Monday, February 23, 2009

So what does a former Archbishop of New York do?

Whilst much of the media will be focusing on the New York's incoming Archbishop, New York's outgoing Archbishop is also about to make history this coming April 15.

When Archbishop Dolan takes the reins of New York on the Wednesday in the Easter Octave, Edward Cardinal Egan will become the first and (so far) the only "former" Archbishop of New York.  All of his predecessors, all eight Archbishops (O'Connor, Cooke, Spellman, Hayes, Farley, Corrigan, McCloskey, and Hughes) and three Bishops (Dubois, Connolly, and Concanen) died in office.

And, since Egan will still be alive, what this also means is that, when [yes, I know that's an "if and when"] Dolan is created a Cardinal, for the first time in over half a century, the Minor Basilica of Saints John and Paul will not be available.  Cardinals keep their titular for life, even in retirement from "active ministry".  The only exception being if they are promoted within the College of Cardinals, in which case they receive another titular church from the Holy Father.

Look at the case of Cardinal Law, who was named titular of Rome's Santa Susanna when he received the red biretta as Archbishop of Boston in 1985.  Like Sts. John & Paul, Santa Susanna had a similar affinity with the Archdiocese of Boston, having been the titular of Boston's Cardinals Cushing (1958-1970) and Medieros (1973 to 1983).  Even when Cardinal Law was named Archpriest of Santa Maria Maggiore in 2004, he kept Santa Susanna as his titular church, something which continues until today.  What that meant was, when Cardinal O'Malley was elevated in 2006, Santa Susanna was not available to him.  Amazingly, the church right across the street from Santa Susanna was, and so Cardinal O'Malley is the titular of Santa Maria della Vittoria.

But I digress.  When Archbishop Francis Spellman was created a Cardinal in 1946, Pope Pius XII showed his affection for Spelly by naming him the titular of the church of Ss. Giovanni e Paolo, which he himself (as Cardinal Pacelli) had served as honorary pastor/protector.  Since then, the church on Rome's Celian hill has become part of the patrimony of the New York Archdiocese.  Cardinal Spellman paid for the restoration of the church's facade and portico as well as the costs of opening the excavations underneath the church to the public (which allows one to visit the ruins of the house in which Saints John and Paul, officers of the Emperor Julian, lived, were killed, and buried).

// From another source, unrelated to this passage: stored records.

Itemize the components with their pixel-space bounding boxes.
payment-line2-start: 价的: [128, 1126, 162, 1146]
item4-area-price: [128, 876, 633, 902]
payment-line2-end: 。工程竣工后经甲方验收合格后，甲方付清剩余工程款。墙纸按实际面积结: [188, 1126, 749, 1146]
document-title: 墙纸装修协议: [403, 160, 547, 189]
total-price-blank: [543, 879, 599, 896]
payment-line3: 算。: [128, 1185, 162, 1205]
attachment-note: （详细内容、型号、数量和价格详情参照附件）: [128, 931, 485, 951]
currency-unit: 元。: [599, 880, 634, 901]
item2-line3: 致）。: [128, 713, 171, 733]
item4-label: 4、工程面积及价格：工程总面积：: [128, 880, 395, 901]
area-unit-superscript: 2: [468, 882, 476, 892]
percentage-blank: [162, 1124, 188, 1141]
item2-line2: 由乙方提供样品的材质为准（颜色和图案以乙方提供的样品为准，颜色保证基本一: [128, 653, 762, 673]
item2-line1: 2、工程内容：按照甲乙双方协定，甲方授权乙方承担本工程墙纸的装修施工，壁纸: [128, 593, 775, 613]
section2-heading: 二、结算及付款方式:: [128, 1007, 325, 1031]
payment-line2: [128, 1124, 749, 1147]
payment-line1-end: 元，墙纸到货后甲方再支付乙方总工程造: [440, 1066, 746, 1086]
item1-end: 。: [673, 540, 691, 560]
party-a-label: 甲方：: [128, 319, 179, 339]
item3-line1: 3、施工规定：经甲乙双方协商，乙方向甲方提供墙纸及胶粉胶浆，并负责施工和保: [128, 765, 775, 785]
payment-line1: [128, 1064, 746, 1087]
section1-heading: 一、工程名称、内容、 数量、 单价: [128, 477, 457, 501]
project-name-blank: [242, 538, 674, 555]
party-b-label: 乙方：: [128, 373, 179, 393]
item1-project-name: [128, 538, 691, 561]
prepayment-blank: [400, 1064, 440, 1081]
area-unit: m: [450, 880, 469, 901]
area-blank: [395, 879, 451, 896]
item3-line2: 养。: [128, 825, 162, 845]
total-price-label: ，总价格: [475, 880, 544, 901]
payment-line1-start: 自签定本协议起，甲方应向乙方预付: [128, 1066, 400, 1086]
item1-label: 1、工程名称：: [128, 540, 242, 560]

If they want to go farther back in history, there are a two other places they could choose.  From 1924-38, Patrick Cardinal Hayes' titular was Santa Maria in Via.  From 1911-18, John Cardinal Farley's titular was Santa Maria Sopra Minerva, which was also the titular of his predecessor, John Cardinal McCloskey, who served Sopra Minerva from 1875 to 1885.

Even though he'll soon be relieved of the day to day operations of the New York Archdiocese, Cardinal Egan still serves as a member of the Vatican's Congregation for Eastern Churches, the Supreme Tribunal of the Apostolic Signatura, the Pontifical Council for the Family, the Prefecture for the Economic Affairs of the Holy See, and the Council of Cardinals for the Study of Organizational and Economic Affairs of the Holy See.